Sales activity during the six months to September 2011has registered a historic low of just 367 transactions. This represents an annual softening of 17.9 per cent from the corresponding period in 2010. There is however cause for optimism in the market with recent cuts to interest rates (0.25 per cent in November 2011, 0.25 per cent in December and a further reduction anticipated in February 2012), together with the QLD Home Builders Bonus (extended recently to 30 April 2012) and softened property values, all of which are likely to contribute to an uplift in transactions in the short term.

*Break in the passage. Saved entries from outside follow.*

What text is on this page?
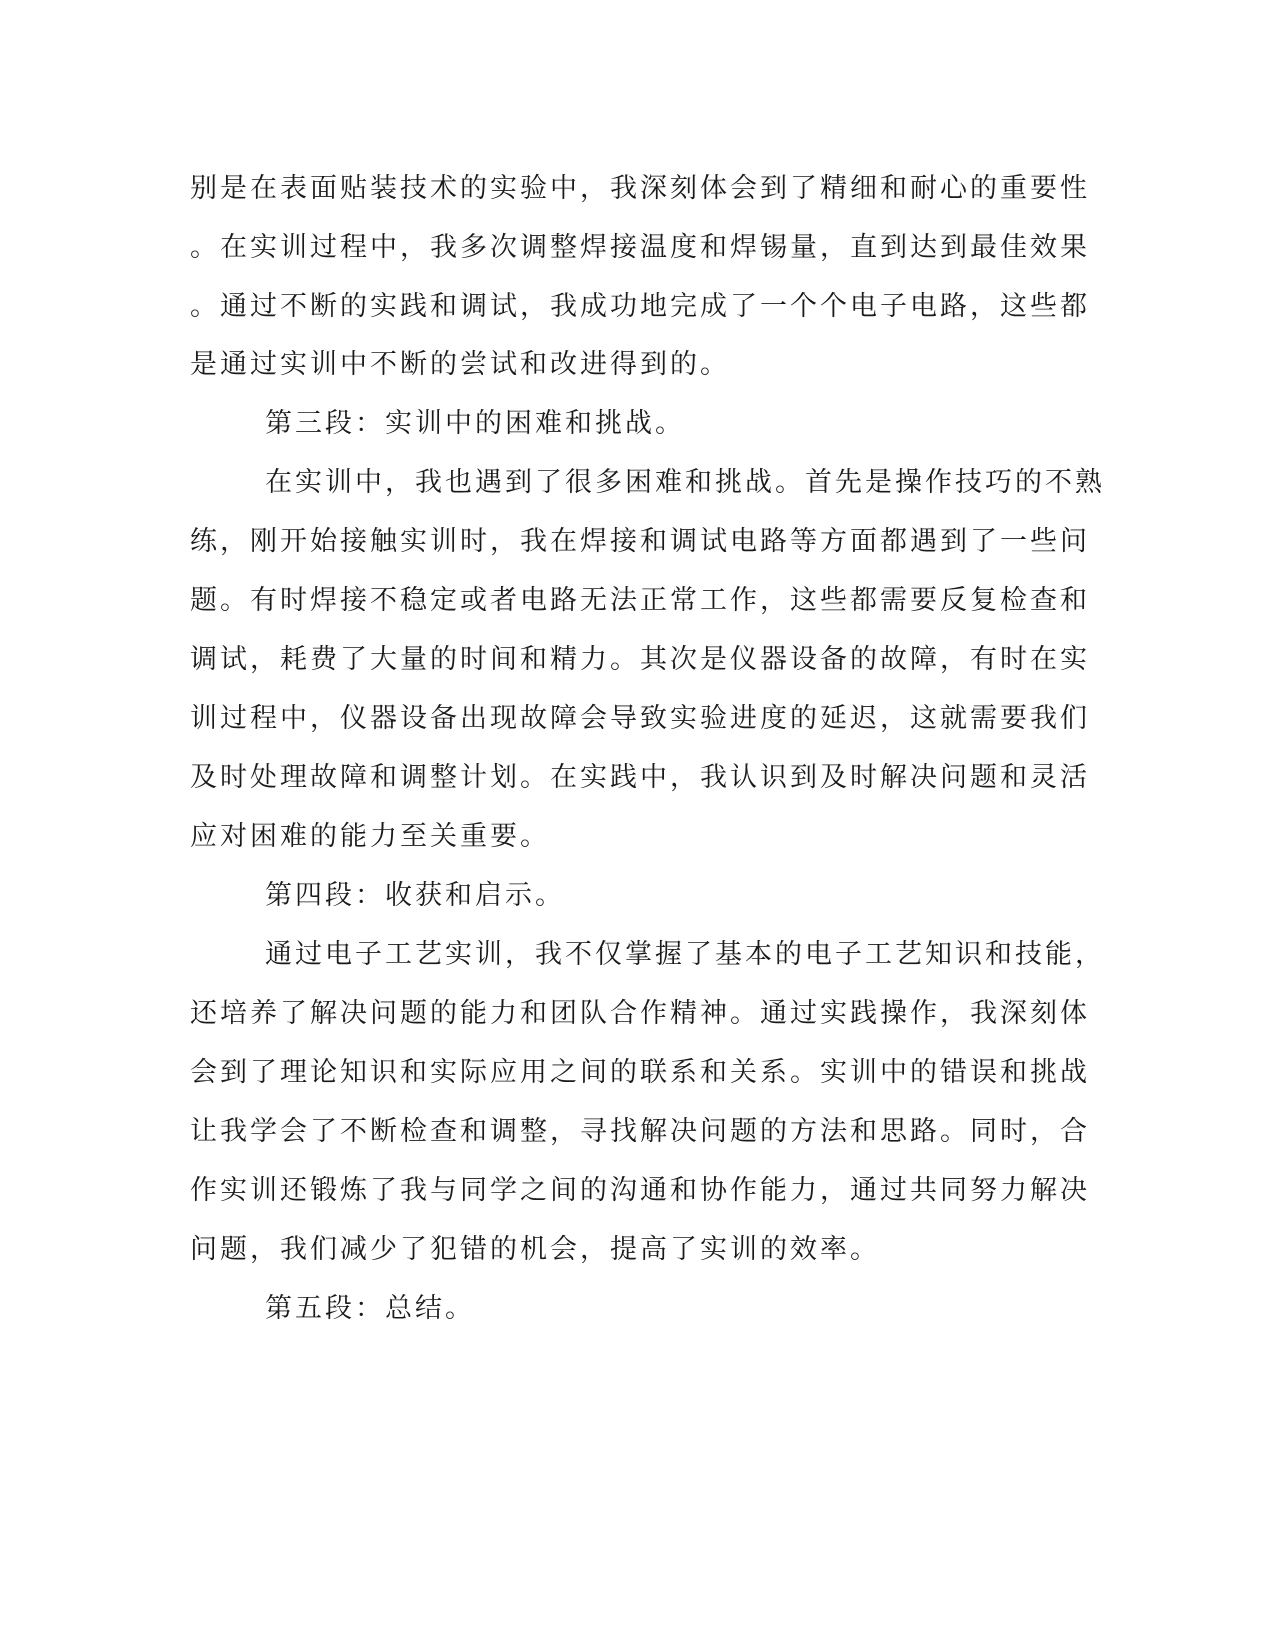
别是在表面贴装技术的实验中，我深刻体会到了精细和耐心的重要性
。在实训过程中，我多次调整焊接温度和焊锡量，直到达到最佳效果
。通过不断的实践和调试，我成功地完成了一个个电子电路，这些都
是通过实训中不断的尝试和改进得到的。
第三段：实训中的困难和挑战。
在实训中，我也遇到了很多困难和挑战。首先是操作技巧的不熟
练，刚开始接触实训时，我在焊接和调试电路等方面都遇到了一些问
题。有时焊接不稳定或者电路无法正常工作，这些都需要反复检查和
调试，耗费了大量的时间和精力。其次是仪器设备的故障，有时在实
训过程中，仪器设备出现故障会导致实验进度的延迟，这就需要我们
及时处理故障和调整计划。在实践中，我认识到及时解决问题和灵活
应对困难的能力至关重要。
第四段：收获和启示。
通过电子工艺实训，我不仅掌握了基本的电子工艺知识和技能，
还培养了解决问题的能力和团队合作精神。通过实践操作，我深刻体
会到了理论知识和实际应用之间的联系和关系。实训中的错误和挑战
让我学会了不断检查和调整，寻找解决问题的方法和思路。同时，合
作实训还锻炼了我与同学之间的沟通和协作能力，通过共同努力解决
问题，我们减少了犯错的机会，提高了实训的效率。
第五段：总结。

The price point distribution over the September 2011 half year period indicates that 61.9 per cent of the market had transacted in the sub $400,000 market. The level of activity in this range was marginally greater than that recorded for the September 2009 half year period which recorded 61.5 per cent. The evidence suggests the market is once again targeting more affordable priced product, generally out of necessity. Despite reductions to interest rates, incentives and favourable buying conditions, access to finance and confidence in the property market are ultimately determining what buyers are willing and able to commit to in the current market. Couple this with current vendor expectations results in heavily diluted sales volumes. However, as evidenced in the unit sales cycle chart, and more often than not, vendors eventually succumb to market expectations which results in a downward shift into a lower price range, hence the expansion of the sub $400,000 market in recent times. It is anticipated that vendors and buyers will very soon negotiate a happy medium which will have positive implications for sales activity at least for the short term.